I hope therefore your Lordships will permit me to say that the Public
Faith has been punctually kept since my arrival, which was several years
agoe, perhaps the Province is not much to be praised for it, and
therefore I leave it to Your Lordships to give praise to whom it may be
due, for I have been as much press'd as any Governour in America was, to
conive at a temporary suspension of these Laws for sinking
these Sums and to have issued more paper money; and the
Situation of this Frontier Province left in the time of War without a
single Ship to defend our Trade and extensive Coast from the
neighbouring French and Spanish Settlements then our Enemies, and their
Privateers, or from the Attempts of their Indians upon our backs and the
low price of our Produce furnished but too plausible a pretence for
issuing large Sums, but I stood singly against it, altho I was earnestly
pressed by every Member of the Council and Assembly and I may say, by
every individual Person in the Province and I am ashamed to let Your
Lordships know some of the Arguments made use of by some of the Assembly
to persuade me to these measures; some of their best Speakers came to me
in the Name of the rest, and begged of me with great vehemence and with
the offers of large Sums of money, to give way to their proposals. That
the money offered me would be raised under Collour of Reimbursing me my
Expences amongst the Indians, and other Expences that they said they had
no other method of Repaying, but I not only rejected their Offers, with
great Indignation, but refused to comply with desires even when they had
afterwards moderated them to £40,000 for the payment of
the Sloops. I begged of them for their own sakes to consider
the distress that had been brought upon other Province by such measures.

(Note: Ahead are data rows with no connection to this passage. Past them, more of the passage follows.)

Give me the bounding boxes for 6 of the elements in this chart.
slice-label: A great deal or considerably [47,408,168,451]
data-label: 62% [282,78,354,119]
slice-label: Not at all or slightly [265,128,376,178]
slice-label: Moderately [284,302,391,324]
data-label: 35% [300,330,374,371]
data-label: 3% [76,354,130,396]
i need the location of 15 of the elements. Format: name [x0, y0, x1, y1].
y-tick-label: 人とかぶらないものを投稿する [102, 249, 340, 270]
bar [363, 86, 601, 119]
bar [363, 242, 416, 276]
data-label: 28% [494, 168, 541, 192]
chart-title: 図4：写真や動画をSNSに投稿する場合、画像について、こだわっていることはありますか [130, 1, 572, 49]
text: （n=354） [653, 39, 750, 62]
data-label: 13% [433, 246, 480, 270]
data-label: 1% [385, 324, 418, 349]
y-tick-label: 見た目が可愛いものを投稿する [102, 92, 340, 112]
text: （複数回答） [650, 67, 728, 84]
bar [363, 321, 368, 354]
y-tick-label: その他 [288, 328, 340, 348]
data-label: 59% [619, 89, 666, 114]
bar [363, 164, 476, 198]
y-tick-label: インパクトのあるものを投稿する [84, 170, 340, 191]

That it was an increasing Evil and the more it was used the more it
would be wanted, that steadiness was the only Security against it for
that admitting a little more and a little more would like the opening a
Flood Gate, overwhelm us with an Inundation of paper money. These
Arguments I used with them against any new Issue of paper money, and
they raised the Sum without it, but it is my Duty to speak another
Language to Your Lordships, while I am convinced that some sum in paper
money under proper regulations, in the present Situation of our
Trade, might be useful (for I will not say absolutely necessary) to us.